In essence, the hot hand fallacy is the inclination to think that someone successful in a task is more likely to succeed again. This stems from the notion that athletes with a "hot hand" will keep achieving success.

For example, imagine observing a stock portfolio where five consecutive investments yield positive returns. The assumption might be that the investor is on a "hot streak" and will continue succeeding. This belief relies on a small sequence of random events, overlooking the chance nature of the initial gains.

Thus, the hot hand fallacy in stock markets can lead to the misconception that a short-term pattern predicts future success, neglecting a more accurate assessment.

Making matters worse, this can create false confidence in the continued streak, so individuals pile into the trade expecting further success.

That is, until it doesn’t. And things quickly unwind.

4. The Present Bias (aka Hyperbolic Time Discounting)

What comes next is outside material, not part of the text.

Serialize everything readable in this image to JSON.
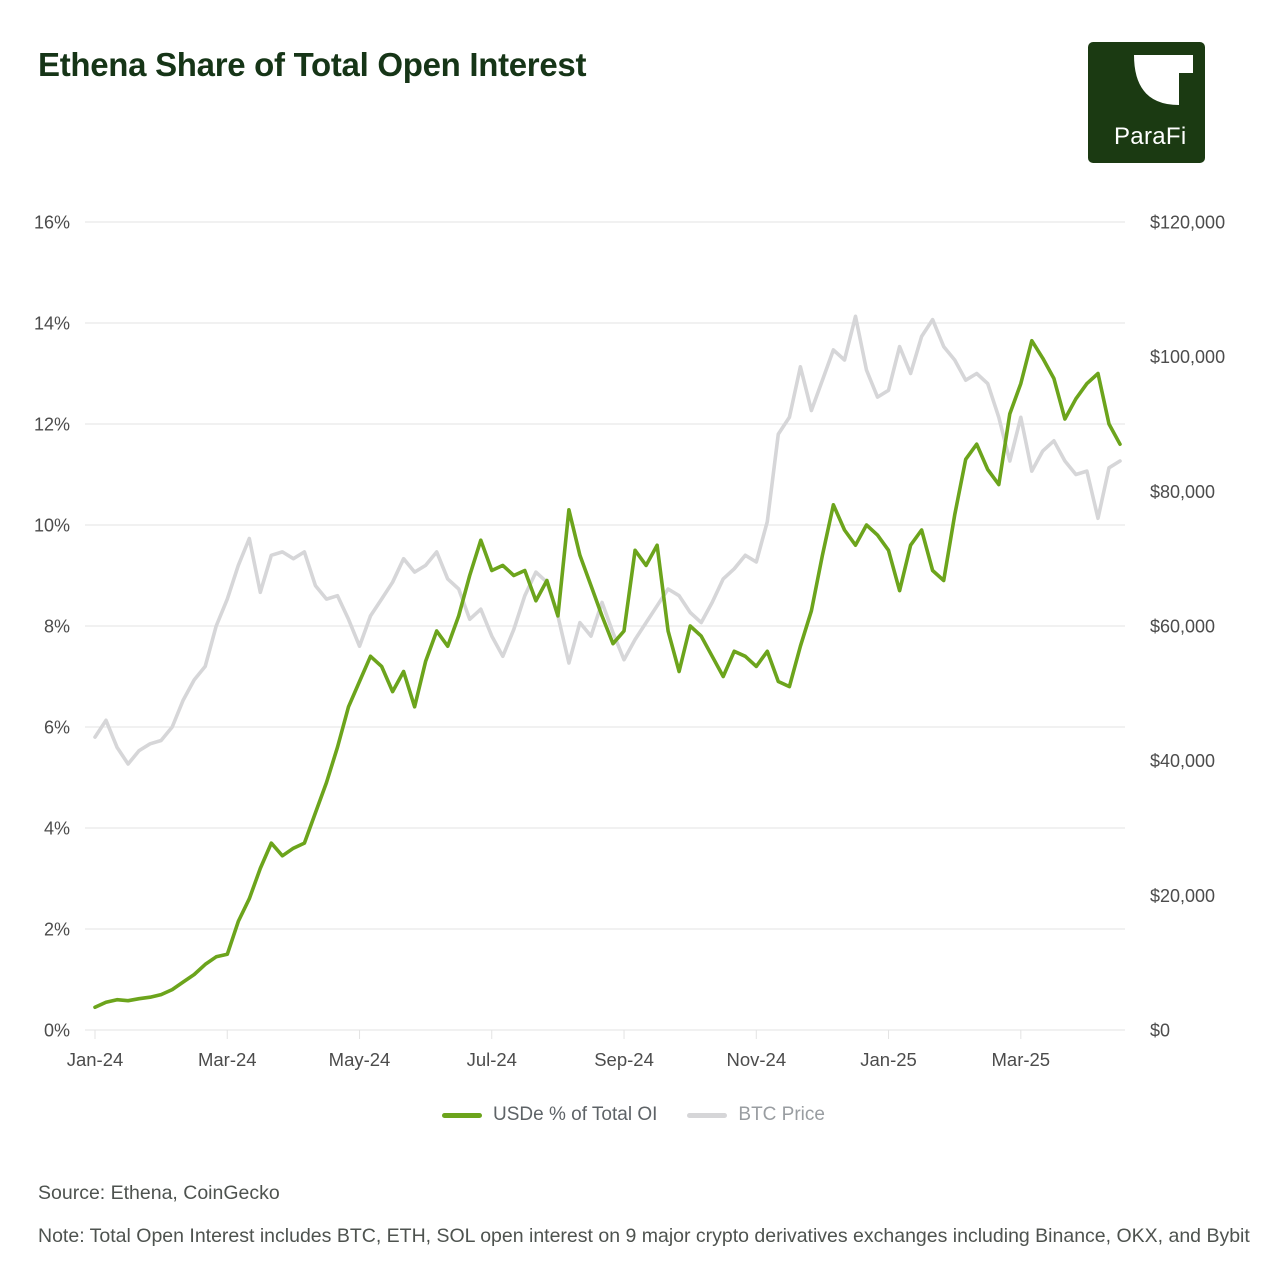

The present bias – which is known as hyperbolic time discounting - is our tendency to favor immediate rewards over larger, delayed rewards in the future.

Such bias affects people at many levels - from eating and addiction to finances and risk-taking - where the immediate pleasure outweighs long-term concerns.

In short, people tend to discount how they’ll feel in the future.

For example, consider having extra funds available. A prudent choice would be to invest for retirement. However, the allure of immediate gratification by buying a new video game or car today feels better.

The individual knows what the logical choice is, but that little voice in their head says, “Don’t worry, we can always save for retirement next time.”

But then next time comes, and the cycle repeats itself. . .

Another example is how investors often grapple with the decision between pursuing high short-term yields (which come with more risk) and opting for long-term investments that typically offer lower risk and returns.

The high-flying stock offers immediate gratification, but it can also be destructive if those risks reveal themselves.

So next time you feel the urge to discount your future self, think about hyperbolic time discounting (a mouthful of a word).

Wrapping it Up

The dynamics of markets are deeply rooted in the social systems driven by human behaviors, emotions, and biases.

This reality underscores the importance of recognizing and understanding the impact of biases on financial decisions.

And by acknowledging these biases, we can take proactive steps to mitigate their impact, and hopefully foster better financial outcomes and navigate the complexities of markets with a more informed perspective.